クレーボは自身のYouTubeチャンネルでブイログを発信しており、その投稿のひとつに、ブルシュノフとの戦いに言及している回がある。しかも、そのタイトルは、「クレーボ vs ブルシュノフ」で、シーズンオフ中に参加する予定のローラースキー競技について語った内容だ。クレーボは、このローラースキーでブルシュノフに勝ったことがないため、お互いの健闘を祈りつつも、「モーターバイクのスリップストリームを使っている彼に勝つなんて不可能」と、皮肉めいた発言をしている。

強力なライバル関係にありながらも、スポーツから離れたところでは、ふたりはとても仲がいいのだ。

ブルシュノフとの関係について、クレーボは、「何も変わらないよ。これまでも、これからも共に戦い続けていくことになる。彼は素晴らしいスキーヤーで、いつも彼に勝ちたいと思っている。彼に勝つことが僕の目標。競技から引退したら、彼とはこういう関係性ではなくなることを願っています」と発言している。

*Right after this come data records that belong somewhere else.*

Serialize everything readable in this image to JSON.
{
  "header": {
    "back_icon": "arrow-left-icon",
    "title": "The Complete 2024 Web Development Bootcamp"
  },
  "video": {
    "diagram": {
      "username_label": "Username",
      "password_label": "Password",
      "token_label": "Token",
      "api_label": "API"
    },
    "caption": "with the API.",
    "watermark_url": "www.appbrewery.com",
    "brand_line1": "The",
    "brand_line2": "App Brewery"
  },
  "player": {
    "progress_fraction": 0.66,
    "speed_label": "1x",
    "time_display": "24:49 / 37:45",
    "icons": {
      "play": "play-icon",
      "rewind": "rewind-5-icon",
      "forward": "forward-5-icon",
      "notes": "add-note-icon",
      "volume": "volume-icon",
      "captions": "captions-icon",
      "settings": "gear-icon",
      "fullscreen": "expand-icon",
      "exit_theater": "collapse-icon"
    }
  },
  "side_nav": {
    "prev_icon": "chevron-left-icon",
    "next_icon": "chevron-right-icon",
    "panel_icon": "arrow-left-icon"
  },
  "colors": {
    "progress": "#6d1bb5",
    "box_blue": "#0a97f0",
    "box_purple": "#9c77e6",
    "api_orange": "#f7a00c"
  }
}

一方のブルシュノフも、クレーボはライバルでありながら友人関係にもあると強調している。なぜなら、自分の結婚式に、クレーボを招待しているのだ。スケジュールの都合で、クレーボはライバルの新しい門出に立ち会うことができなかったのだが、もし近い将来、クレーボがブルシュノフを結婚式に招待する機会があれば、必ずお祝いに駆けつけるとブルシュノフは語っている。